Stop and go traffic that leads to oscillate traffic flow frequently is observed on congestion flow. Unexpected reasons such as lane - changing maneuvers, lower speeds of leader vehicle and moving bottleneck cause stop and go traffic and amplifying delay and environment impacts. Stop and go traffic exactly can't be modeled by traffic models, and also car following models based on kinematic flow theory can't be implied correct perception of stop and go traffic. Based on asymmetric microscopic theory and trajectory data of NGSIM, traffic flow can be classified into five phases according to speed and movement of the vehicle: Free flow, acceleration and deceleration, stationary and coasting phases. Analyzing stop and go traffic based on asymmetric theory of acceleration and deceleration phase will result to classify them into three cases: generation, growth and dissipation of traffic waves. Analyzing of traffic oscillation implies that stop-and-go traffic is relatively small and can't be propagated upstream unless the following traffic is also near D-curve; while the effect on lane changes are greater, and can propagate even the following traffic is not near the D-curve.
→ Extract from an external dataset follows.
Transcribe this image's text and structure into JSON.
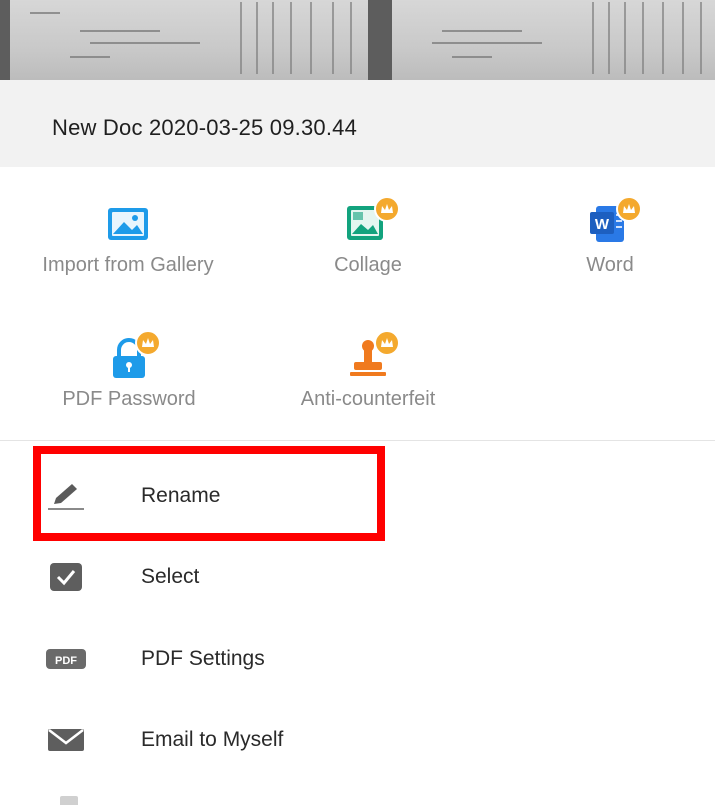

In this paper, using time window in trajectory data clarify relation between the total number of lane changes and stop-and-go waves for congestion traffic. Analyzing net lane changes inside the searching window for incoming and outgoing lane changes about growth and dissipation of traffic waves indicate how characteristics of stop-and-go waves are intimately related to driver's asymmetric behavior of acceleration and deceleration. The comparison result on the growth and dissipation indicated that under the same net lane changes, growth wave case occupy the regions in fundamental diagram, flow - density diagram, deceleration curve, and dissipation wave case occupy the regions of flow - density, acceleration curve.

Language: en